Grüne Ministerin Josefine Paul tritt nach Solingen-Kritik zurück

Ein Mann im Anzug und Krawatte hält eine Rede an einem Podium mit zwei Mikrofonen und einem Blatt Papier, vor einem Banner mit der Aufschrift "Ministres de la Défense."

Grüne Ministerin Josefine Paul tritt nach Solingen-Kritik zurück

Josefine Paul, die grüne Ministerin für Integration und Familie in Nordrhein-Westfalen, ist von ihrem Amt zurückgetreten. Ihr Rücktritt folgt auf wochenlange Kritik an ihrem Umgang mit dem Messerangriff in Solingen und dessen Folgen.
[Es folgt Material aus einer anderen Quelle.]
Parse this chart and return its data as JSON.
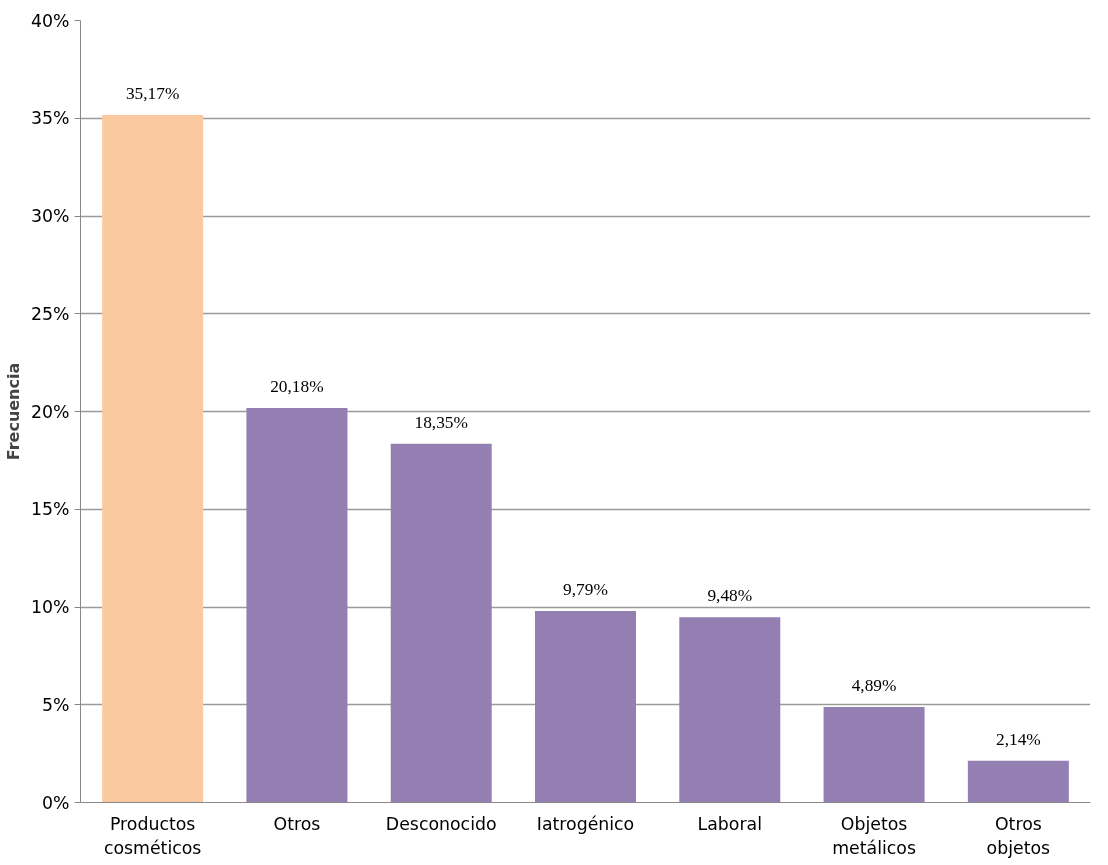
{
  "chart_data": {
    "type": "bar",
    "ylabel": "Frecuencia",
    "categories": [
      "Productos\ncosméticos",
      "Otros",
      "Desconocido",
      "Iatrogénico",
      "Laboral",
      "Objetos\nmetálicos",
      "Otros\nobjetos"
    ],
    "values": [
      35.17,
      20.18,
      18.35,
      9.79,
      9.48,
      4.89,
      2.14
    ],
    "colors": [
      "#fac9a0",
      "#947fb3",
      "#947fb3",
      "#947fb3",
      "#947fb3",
      "#947fb3",
      "#947fb3"
    ],
    "value_labels": [
      "35,17%",
      "20,18%",
      "18,35%",
      "9,79%",
      "9,48%",
      "4,89%",
      "2,14%"
    ],
    "ylim": [
      0,
      40
    ],
    "yticks": [
      {
        "value": 0,
        "label": "0%"
      },
      {
        "value": 5,
        "label": "5%"
      },
      {
        "value": 10,
        "label": "10%"
      },
      {
        "value": 15,
        "label": "15%"
      },
      {
        "value": 20,
        "label": "20%"
      },
      {
        "value": 25,
        "label": "25%"
      },
      {
        "value": 30,
        "label": "30%"
      },
      {
        "value": 35,
        "label": "35%"
      },
      {
        "value": 40,
        "label": "40%"
      }
    ],
    "grid": "y"
  }
}
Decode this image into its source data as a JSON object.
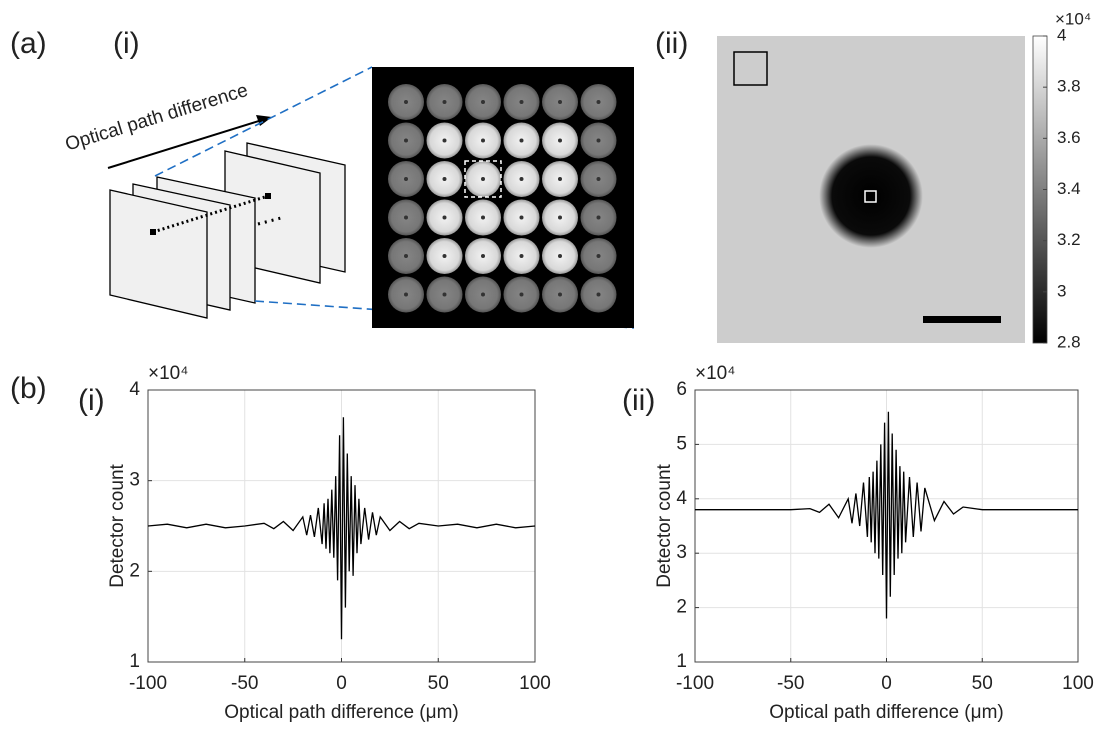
{
  "labels": {
    "a": "(a)",
    "a_i": "(i)",
    "a_ii": "(ii)",
    "b": "(b)",
    "b_i": "(i)",
    "b_ii": "(ii)"
  },
  "diagram": {
    "arrow_label": "Optical path difference"
  },
  "colorbar": {
    "multiplier": "×10⁴",
    "lim": [
      2.8,
      4
    ],
    "ticks": [
      2.8,
      3,
      3.2,
      3.4,
      3.6,
      3.8,
      4
    ]
  },
  "chart_data": [
    {
      "type": "line",
      "multiplier": "×10⁴",
      "xlabel": "Optical path difference (μm)",
      "ylabel": "Detector count",
      "xlim": [
        -100,
        100
      ],
      "xticks": [
        -100,
        -50,
        0,
        50,
        100
      ],
      "ylim": [
        1,
        4
      ],
      "yticks": [
        1,
        2,
        3,
        4
      ],
      "grid": true,
      "x": [
        -100,
        -90,
        -80,
        -70,
        -60,
        -50,
        -40,
        -35,
        -30,
        -25,
        -20,
        -18,
        -16,
        -14,
        -12,
        -10,
        -9,
        -8,
        -7,
        -6,
        -5,
        -4,
        -3,
        -2,
        -1,
        0,
        1,
        2,
        3,
        4,
        5,
        6,
        7,
        8,
        9,
        10,
        12,
        14,
        16,
        18,
        20,
        25,
        30,
        35,
        40,
        50,
        60,
        70,
        80,
        90,
        100
      ],
      "series": [
        {
          "color": "#000000",
          "values": [
            2.5,
            2.52,
            2.48,
            2.52,
            2.48,
            2.5,
            2.53,
            2.47,
            2.55,
            2.45,
            2.6,
            2.4,
            2.62,
            2.38,
            2.7,
            2.3,
            2.75,
            2.25,
            2.8,
            2.2,
            2.9,
            2.15,
            3.05,
            1.9,
            3.5,
            1.25,
            3.7,
            1.6,
            3.3,
            2.0,
            3.05,
            1.95,
            2.95,
            2.2,
            2.8,
            2.3,
            2.7,
            2.35,
            2.65,
            2.4,
            2.6,
            2.45,
            2.55,
            2.47,
            2.53,
            2.5,
            2.52,
            2.48,
            2.52,
            2.48,
            2.5
          ]
        }
      ]
    },
    {
      "type": "line",
      "multiplier": "×10⁴",
      "xlabel": "Optical path difference (μm)",
      "ylabel": "Detector count",
      "xlim": [
        -100,
        100
      ],
      "xticks": [
        -100,
        -50,
        0,
        50,
        100
      ],
      "ylim": [
        1,
        6
      ],
      "yticks": [
        1,
        2,
        3,
        4,
        5,
        6
      ],
      "grid": true,
      "x": [
        -100,
        -90,
        -80,
        -70,
        -60,
        -50,
        -40,
        -35,
        -30,
        -25,
        -20,
        -18,
        -16,
        -14,
        -12,
        -10,
        -9,
        -8,
        -7,
        -6,
        -5,
        -4,
        -3,
        -2,
        -1,
        0,
        1,
        2,
        3,
        4,
        5,
        6,
        7,
        8,
        9,
        10,
        12,
        14,
        16,
        18,
        20,
        25,
        30,
        35,
        40,
        50,
        60,
        70,
        80,
        90,
        100
      ],
      "series": [
        {
          "color": "#000000",
          "values": [
            3.8,
            3.8,
            3.8,
            3.8,
            3.8,
            3.8,
            3.82,
            3.75,
            3.9,
            3.65,
            4.0,
            3.55,
            4.1,
            3.5,
            4.3,
            3.3,
            4.4,
            3.2,
            4.5,
            3.0,
            4.7,
            2.9,
            5.0,
            2.6,
            5.4,
            1.8,
            5.6,
            2.2,
            5.2,
            2.6,
            4.9,
            2.9,
            4.6,
            3.0,
            4.5,
            3.2,
            4.4,
            3.3,
            4.3,
            3.4,
            4.2,
            3.6,
            3.95,
            3.72,
            3.85,
            3.8,
            3.8,
            3.8,
            3.8,
            3.8,
            3.8
          ]
        }
      ]
    }
  ]
}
Der Schritt stellt einen seltenen politischen Rückschlag für die Koalitionsregierung dar und hinterlässt eine spürbare Lücke in ihrer Bilanz.

Pauls Entscheidung fiel nach wachsendem Druck auf ihre Reaktion auf den tödlichen Messerangriff in Solingen. Sie räumte ein, die Situation nicht mehr bereinigen zu können, und nannte ihr anfängliches Schweigen sowie mangelnde Kommunikation als zentrale Versäumnisse. Kritiker hatten ihren Rücktritt längst für überfällig gehalten – besonders, da sie und die Grünen wiederholt jede Schuld von sich gewiesen hatten.

Das Verfahren verlief unter der Führung von Ministerpräsident Hendrik Wüst (CDU) zügig: Am 27. Januar 2026 ernannte er die CDU-Politikerin Verena Schäffer zu Pauls Nachfolgerin. Der schnelle Wechsel sollte weitere politische Folgen begrenzen und der laufenden parlamentarischen Untersuchung ermöglichen, sich wieder auf inhaltliche Fragen zu konzentrieren. Pauls Rückzug folgt der Konvention, dass Minister:innen die Verantwortung für Fehlentwicklungen in ihrem Ressort übernehmen müssen – selbst wenn sie persönlich keine Schuld trifft. Ihr Abgang könnte die Aufmerksamkeit nun zurück auf die Untersuchung lenken, legt aber auch Spannungen innerhalb der Koalition offen. Besonders die Grünen dürften unzufrieden sein, da die CDU von dem Führungswechsel zu profitieren scheint.

Der Rücktritt schließt ein schwieriges Kapitel für die Landesregierung ab, wirft aber weiterhin offene Fragen auf. Mit Verena Schäffer im Amt wird die Regierung nun versuchen, das Ministerium zu stabilisieren und die Kontroverse hinter sich zu lassen. Wie sich der Vorfall langfristig auf das Gewicht der Grünen in der Koalition auswirkt, bleibt abzuwarten.